Sound advice - blog

Tales from the homeworld

My current feeds

Fri, 2004-May-21

Avoiding Data Islands

I've been working on the models of accounting for useful things in a future accounting system. I'm pretty happy with my understandings of most basic accounting functions, but am still a little unclear on handling of multiple commodities and the like. On the whole things are progressing well, usually during my bouts of insomnia at around 12:30.

I still feel like my biggest problem is coming up with an acccessable technology base.

I'm comfortable with the notion of quite a simple accounting data model of transactions accounts. Each transaction lists a number of entries and each entry lists the identifier of the account it affects. What I'm not comfortable with is how to selectively expose this model to applications, generally. What API should be provided? What kind of query and update language should be used. How can the data in this island be combined with data from other islands?

Again, I'm still trying to work out the details of this. If any accountant-type readers are tuning in right now I'd love to hear your advice on anything I might be getting a little wrong. I think the following is a clear case of wanting to bring data together from different data mines:

Say I own some shares. GAAP requires that I report the value of these shares at the "lesser of cost and maket value". I can account for shares as I would inventory, that is to say in australian dollars at cost basis instead of as share counts. That provides the "cost" part of my query, but if I want to combine this information with current market value to fill out my report I have to know the following:

  1. The number of units in my posession, and
  2. the current market value of those units

Suddenly I have to know about a lot more than that which lives in my general ledger, and I need a general interface to query the information for the generation of reports. It would also be useful to have that information stored in such a way as the backup operations I would apply to my accounting information also cover that other information I might run reports over.

I might want to run less directed queries. I might want to compare the share price of a company with the rainfall statistics that affect that business. I might want to pull in the data of my purchases and sales of the stock and compare my profit or loss to the profit I might have made in an alternative scenareo.

My feeling of how something like this must work is as follows:

Many of the objectives I have appear to be best met by some XML technologies. Others appear to be best met by existing relational database technologies.

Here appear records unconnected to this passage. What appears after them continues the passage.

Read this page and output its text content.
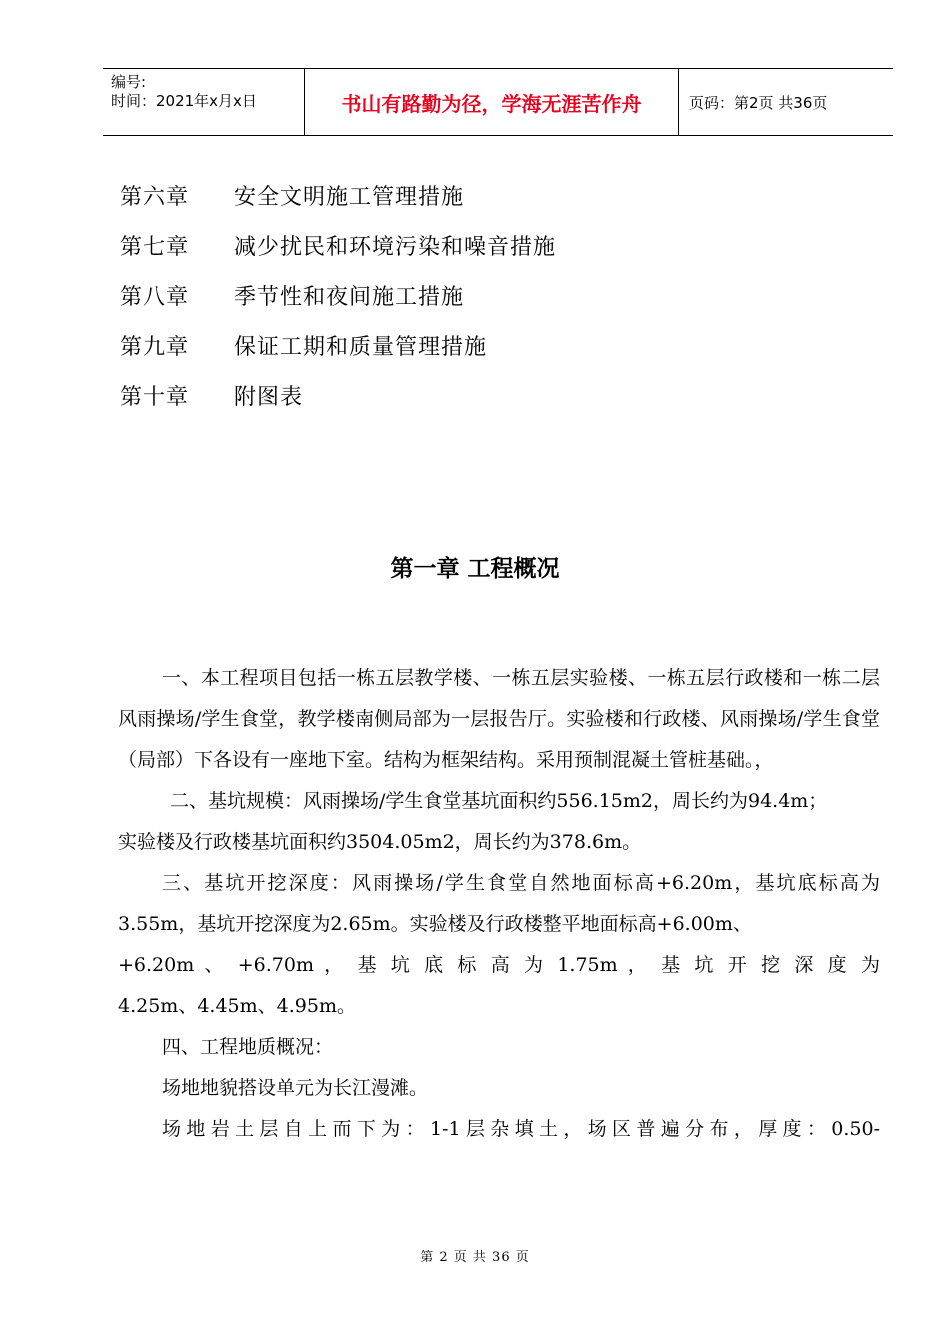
编号:
时间：2021年x月x日	书山有路勤为径，学海无涯苦作舟	页码：第2页 共36页
第六章	安全文明施工管理措施
第七章	减少扰民和环境污染和噪音措施
第八章	季节性和夜间施工措施
第九章	保证工期和质量管理措施
第十章	附图表
第一章 工程概况

一、本工程项目包括一栋五层教学楼、一栋五层实验楼、一栋五层行政楼和一栋二层风雨操场/学生食堂，教学楼南侧局部为一层报告厅。实验楼和行政楼、风雨操场/学生食堂（局部）下各设有一座地下室。结构为框架结构。采用预制混凝土管桩基础。，

二、基坑规模：风雨操场/学生食堂基坑面积约556.15m2，周长约为94.4m；

实验楼及行政楼基坑面积约3504.05m2，周长约为378.6m。

三、基坑开挖深度：风雨操场/学生食堂自然地面标高+6.20m，基坑底标高为3.55m，基坑开挖深度为2.65m。实验楼及行政楼整平地面标高+6.00m、

+6.20m 、 +6.70m ， 基 坑 底 标 高 为 1.75m ， 基 坑 开 挖 深 度 为

4.25m、4.45m、4.95m。

四、工程地质概况：

场地地貌搭设单元为长江漫滩。

场地岩土层自上而下为：1-1层杂填土，场区普遍分布，厚度：0.50-

第 2 页 共 36 页
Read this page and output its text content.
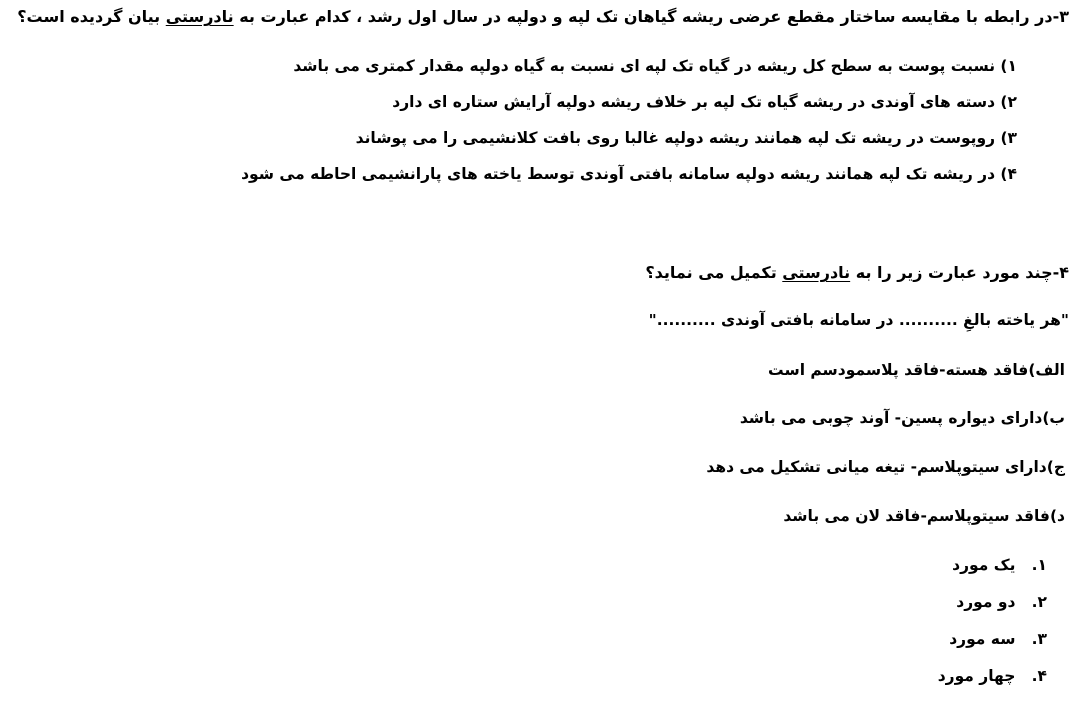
۳-در رابطه با مقایسه ساختار مقطع عرضی ریشه گیاهان تک لپه و دولپه در سال اول رشد ، کدام عبارت به نادرستی بیان گردیده است؟
۱) نسبت پوست به سطح کل ریشه در گیاه تک لپه ای نسبت به گیاه دولپه مقدار کمتری می باشد
۲) دسته های آوندی در ریشه گیاه تک لپه بر خلاف ریشه دولپه آرایش ستاره ای دارد
۳) روپوست در ریشه تک لپه همانند ریشه دولپه غالبا روی بافت کلانشیمی را می پوشاند
۴) در ریشه تک لپه همانند ریشه دولپه سامانه بافتی آوندی توسط یاخته های پارانشیمی احاطه می شود
۴-چند مورد عبارت زیر را به نادرستی تکمیل می نماید؟
"هر یاخته بالغِ .......... در سامانه بافتی آوندی .........."
الف)فاقد هسته-فاقد پلاسمودسم است
ب)دارای دیواره پسین- آوند چوبی می باشد
ج)دارای سیتوپلاسم- تیغه میانی تشکیل می دهد
د)فاقد سیتوپلاسم-فاقد لان می باشد
۱.   یک مورد
۲.   دو مورد
۳.   سه مورد
۴.   چهار مورد
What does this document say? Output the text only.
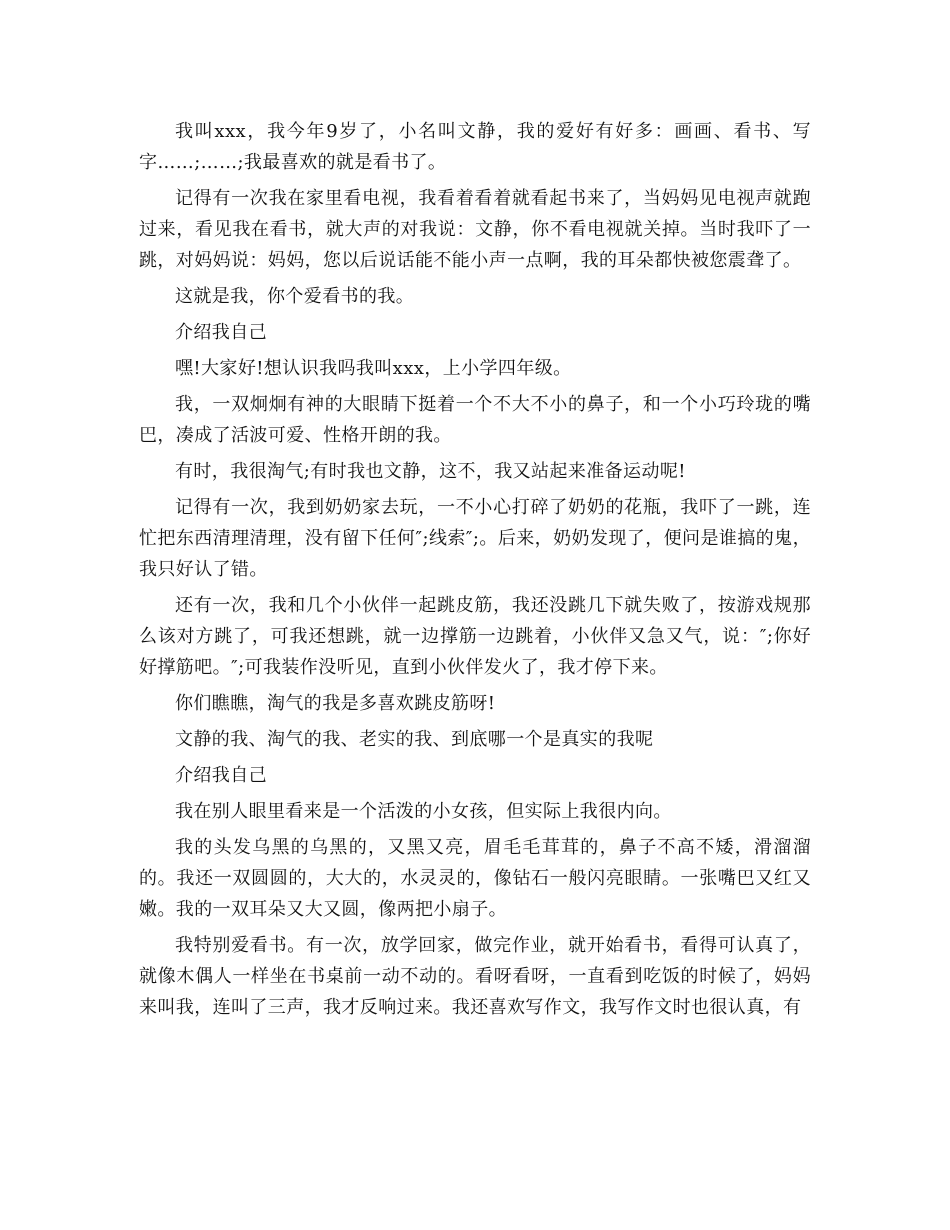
我叫xxx，我今年9岁了，小名叫文静，我的爱好有好多：画画、看书、写字……;……;我最喜欢的就是看书了。

记得有一次我在家里看电视，我看着看着就看起书来了，当妈妈见电视声就跑过来，看见我在看书，就大声的对我说：文静，你不看电视就关掉。当时我吓了一跳，对妈妈说：妈妈，您以后说话能不能小声一点啊，我的耳朵都快被您震聋了。

这就是我，你个爱看书的我。

介绍我自己

嘿!大家好!想认识我吗我叫xxx，上小学四年级。

我，一双炯炯有神的大眼睛下挺着一个不大不小的鼻子，和一个小巧玲珑的嘴巴，凑成了活波可爱、性格开朗的我。

有时，我很淘气;有时我也文静，这不，我又站起来准备运动呢!

记得有一次，我到奶奶家去玩，一不小心打碎了奶奶的花瓶，我吓了一跳，连忙把东西清理清理，没有留下任何″;线索″;。后来，奶奶发现了，便问是谁搞的鬼，我只好认了错。

还有一次，我和几个小伙伴一起跳皮筋，我还没跳几下就失败了，按游戏规那么该对方跳了，可我还想跳，就一边撑筋一边跳着，小伙伴又急又气，说：″;你好好撑筋吧。″;可我装作没听见，直到小伙伴发火了，我才停下来。

你们瞧瞧，淘气的我是多喜欢跳皮筋呀!

文静的我、淘气的我、老实的我、到底哪一个是真实的我呢

介绍我自己

我在别人眼里看来是一个活泼的小女孩，但实际上我很内向。

我的头发乌黑的乌黑的，又黑又亮，眉毛毛茸茸的，鼻子不高不矮，滑溜溜的。我还一双圆圆的，大大的，水灵灵的，像钻石一般闪亮眼睛。一张嘴巴又红又嫩。我的一双耳朵又大又圆，像两把小扇子。

我特别爱看书。有一次，放学回家，做完作业，就开始看书，看得可认真了，就像木偶人一样坐在书桌前一动不动的。看呀看呀，一直看到吃饭的时候了，妈妈来叫我，连叫了三声，我才反响过来。我还喜欢写作文，我写作文时也很认真，有
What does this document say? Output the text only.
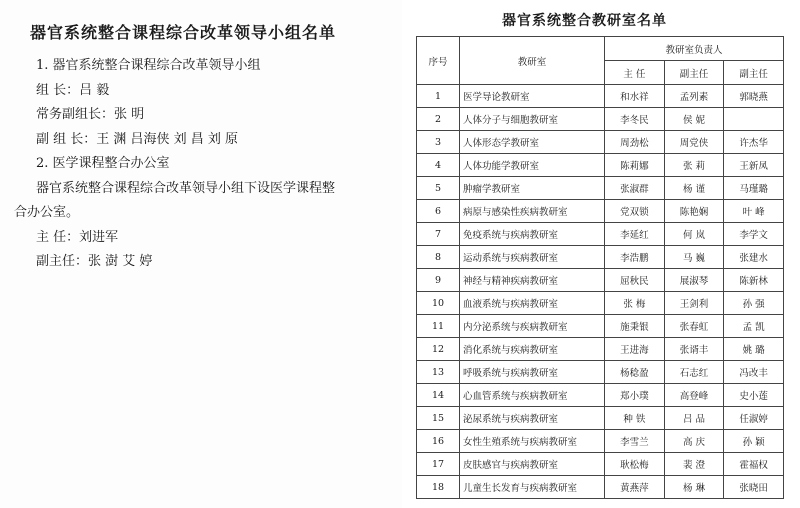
器官系统整合课程综合改革领导小组名单
1. 器官系统整合课程综合改革领导小组
组 长：吕 毅
常务副组长：张 明
副 组 长：王 渊 吕海侠 刘 昌 刘 原
2. 医学课程整合办公室
器官系统整合课程综合改革领导小组下设医学课程整
合办公室。
主 任：刘进军
副主任：张 澍 艾 婷
器官系统整合教研室名单
序号	教研室	教研室负责人		
		主 任	副主任	副主任
1	医学导论教研室	和水祥	孟列素	郭晓燕
2	人体分子与细胞教研室	李冬民	侯 妮	
3	人体形态学教研室	周劲松	周党侠	许杰华
4	人体功能学教研室	陈莉娜	张 莉	王新凤
5	肿瘤学教研室	张淑群	杨 谨	马瑾璐
6	病原与感染性疾病教研室	党双锁	陈艳娴	叶 峰
7	免疫系统与疾病教研室	李延红	何 岚	李学文
8	运动系统与疾病教研室	李浩鹏	马 巍	张建水
9	神经与精神疾病教研室	屈秋民	展淑琴	陈新林
10	血液系统与疾病教研室	张 梅	王剑利	孙 强
11	内分泌系统与疾病教研室	施秉银	张春虹	孟 凯
12	消化系统与疾病教研室	王进海	张谞丰	姚 璐
13	呼吸系统与疾病教研室	杨稔盈	石志红	冯改丰
14	心血管系统与疾病教研室	郑小璞	高登峰	史小莲
15	泌尿系统与疾病教研室	种 铁	吕 品	任淑婷
16	女性生殖系统与疾病教研室	李雪兰	高 庆	孙 颖
17	皮肤感官与疾病教研室	耿松梅	裴 澄	霍福权
18	儿童生长发育与疾病教研室	黄燕萍	杨 琳	张晓田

As I mentioned earlier, I'm having real trouble trying to find a technology base that's really applicable. Essentially I'm in the market for a transplantable platform that covers all major data handling functions in a cross-platform, beautifully-integrated manner

I heard a cute quote a while back. Just long enough ago that I don't recall where I saw it or the attributation, but the quote itself was as follows: "XML is like violence. If it doesn't solve your problem, you're not using enough of it". I kind of feel that way. I really like where the XML world is heading in many ways, but in terms of data management (as opposed to data exchange) XML still appears to be in a confused place. At the same time traditional database technoligies are looking outmoded and unagile. I think its a question of unsolved problems.

AJ discussed loss of diversification due to competition in this blog entry. If you follow it through to the "see more" part of his post he discusses the fact that competition doesn't seem to have killed off the various email servers of the internet. We essentially have a "big four". AJ refers to email being somewhat of a solved problem where competition is not really required anymore.

I'm of a mind to think that there's always a money angle. Whereas I think AJ is leaning towards technical issues when he talks about solved problems, I would lean towards the economic issues. Mail servers don't suffer a lot of compeition because they've already reached a price point where they're a commodity. The fact that none can gain an effective foothold over the others on a technical basis maintains the commodity status. I think the fact that several offerings are free software helps contribute to the commoditisation of the solutions and therefore the continuing diversity of choice.

Five years ago it looked like data management was a solved problem, too. Relational databases were and still are king, and back then it looked like they would stay king. The XML hype has put question marks over everything. XML has become the standard way of doing data interchange, so the data storage has to become more and more XML friendly. At the same time we've also been transitioning from a world of big backend monolithic databases to a world of loosely-coupled, distributed data and data more closely tied to an individual user and their desktop than to the machine. We want to carry more data around with us so we can look at our data at work as easily as we can at home. We want to be able to look at it again while we're on the train.

I think that some form of XML technology will eventually be involved with filling the gap between what the big databases currently provide and what we actually need. We've had several attempts to fill it so far. sqlite is awesome for little things but it's still hard to get the data in and out. Web services are starting to lean away from the big iron and onto the desktop, especially with Longhorn's Indigo offerings coming in a few years. Actually, I suspect that the only technology we'll still be betting our businesses on in five years time in the data management arena will be XPath, which has already survived quite a few major changes of hosting environment. XPath has even been implimented in silicon. It's really hard to pick what's going to happen above that level. Will XQuery really pick up? Will it be superceeded by something more geared towards querying and collating results from multiple web services? Again, I don't really know.

In the end I think the data management world has some catching up to do before it can fill the new niches and still claim to be mature technology. What we do now will influence that process. As for my usage, I'm still undecided but I'm watching the stars and the blogs and the news for signs that a uniform approach is starting to emerge.